While this is the first detected instance of the variant, it’s very likely it’s already spreading in the state and around the U.S. for months.

What do we know about COVID variant B.1.1.7.?

The B.1.1.7 variant is estimated to have emerged in September 2020 and has quickly become the dominant circulating SARS-CoV-2 variant in England, the CDC says.

As of January 13, 2021, approximately 76 cases of B.1.1.7 have been detected in 10 U.S. states. Multiple lines of evidence indicate that B.1.1.7 is more efficiently transmitted than are other SARS-CoV-2 variants, the CDC reports.

EXPLAINER: Scientists trying to understand new virus variant

The modeled CDC trajectory of this variant in the U.S. predicts rapid growth in early 2021, becoming the predominant variant in March. Increased SARS-CoV-2 transmission might threaten strained health care resources, require extended and more rigorous implementation of public health strategies, and increase the percentage of population immunity required for pandemic control.

Are more lockdowns coming because of this variant?

It’s impossible to know for sure. But spread of this variant in other countries caused a big spike in hospitalizations and deaths, prompting stricter lockdown measures, especially in the U.K.

The CDC says taking measures to reduce transmission now can lessen the potential impact of B.1.1.7 and allow critical time to increase vaccination coverage.

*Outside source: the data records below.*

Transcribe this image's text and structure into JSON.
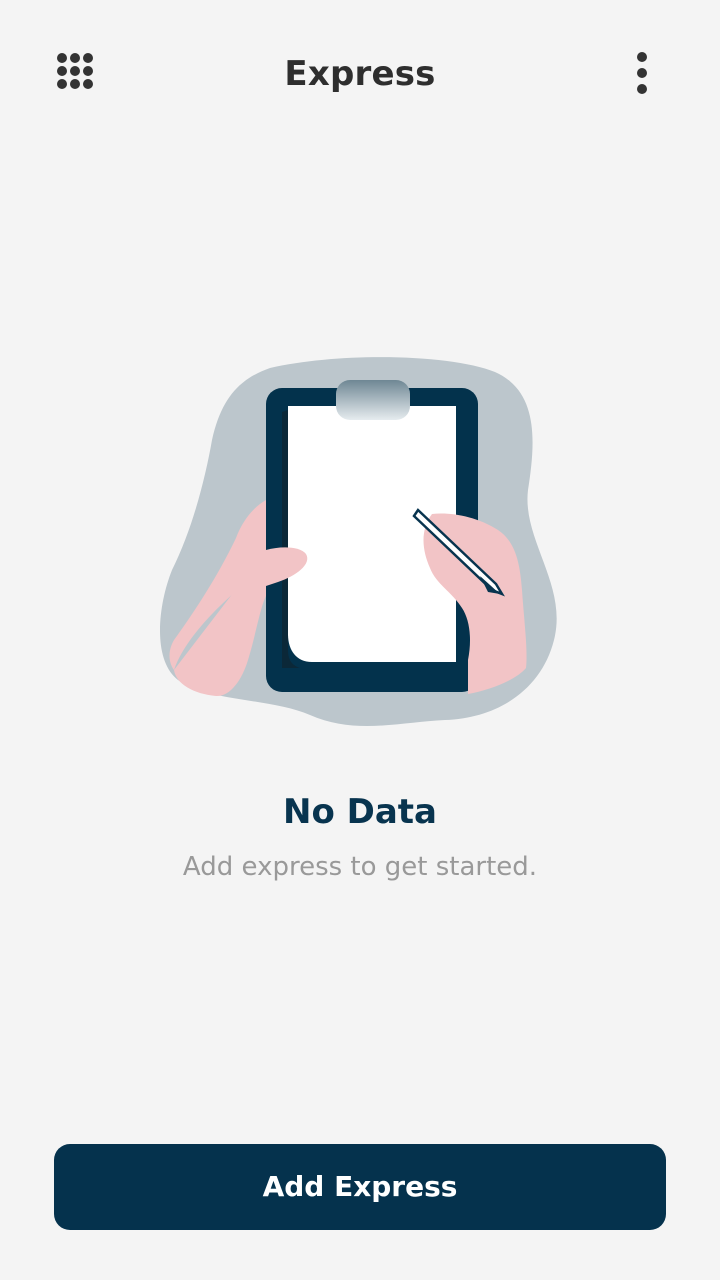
{
  "header": {
    "title": "Express",
    "left_icon": "apps-grid-icon",
    "right_icon": "more-vertical-icon"
  },
  "empty_state": {
    "illustration": "clipboard-writing-illustration",
    "title": "No Data",
    "subtitle": "Add express to get started."
  },
  "footer": {
    "add_button_label": "Add Express"
  },
  "colors": {
    "background": "#f4f4f4",
    "primary": "#05324d",
    "title_text": "#2e2e2e",
    "subtitle_text": "#999999",
    "blob": "#bcc6cc",
    "skin": "#f2c4c6"
  }
}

“Collectively, enhanced genomic surveillance combined with continued compliance with effective public health measures, including vaccination, physical distancing, use of masks, hand hygiene, and isolation and quarantine, will be essential to limiting the spread,” the CDC reports.

As of Jan. 18, in Michigan, hospitalizations, case growth and test positivity are near its lowest point in several weeks, and the state has been reopening some areas of businesses with plans to reopen more in February.

Will vaccines work for variants?

Existing and future vaccines are believed to be able to handle this and other variants of COVID-19. Earlier this month, research suggested Pfizer’s COVID-19 vaccine can protect against the B.1.1.7 variant, specifically.

The study was preliminary and did not look at the two other major vaccines being used in the West — Moderna’s and AstraZeneca’s. But it was reassuring, given questions of whether the virus could mutate to defeat the shots on which the world has pinned its hopes.

“There’s no reason to think the vaccines won’t work just as well on these strains,” said Dr. Frederic Bushman of the University of Pennsylvania, who tracks how the virus mutates. “A mutation will change one little place, but it’s not going to disrupt binding to all of them.”

Will the virus keep mutating?

Yes. That’s what viruses do! That’s how they’ve survived for billions of years.

According to an article published in the Journal of Virology, about 8 percent of human DNA comes from viruses inserted into our genomes in the distant past, in many cases into the genomes of our pre-human ancestors millions of years ago. Most of these viral genes come from retroviruses, RNA viruses that insert DNA copies of their own genes into our genomes when they infect cells.

Viruses constantly change through mutation, and new variants of a virus are expected to occur over time.

What can you do to protect yourself?

The best thing you can do is get vaccinated. If you’re eligible for vaccination right now, get in touch with your local health department or hospital system to find options.

If you’re not eligible for vaccination yet, you know the drill here:

  • Wear a mask around others.
  • Stay 6 feet apart from others.
  • Wash hands often.
  • Ventilate indoor spaces.

“The discovery of this variant in Michigan is concerning, but not unexpected,” said Dr. Joneigh Khaldun, chief medical executive and chief deputy for health at MDHHS. “We all have a personal responsibility to slow the spread of COVID-19 and end this pandemic as quickly as possible. We continue to urge Michiganders to follow a research-based approach by wearing their masks properly, socially distancing, avoiding crowds, washing their hands often, and making a plan to get the safe and effective COVID-19 vaccine once it is their turn.”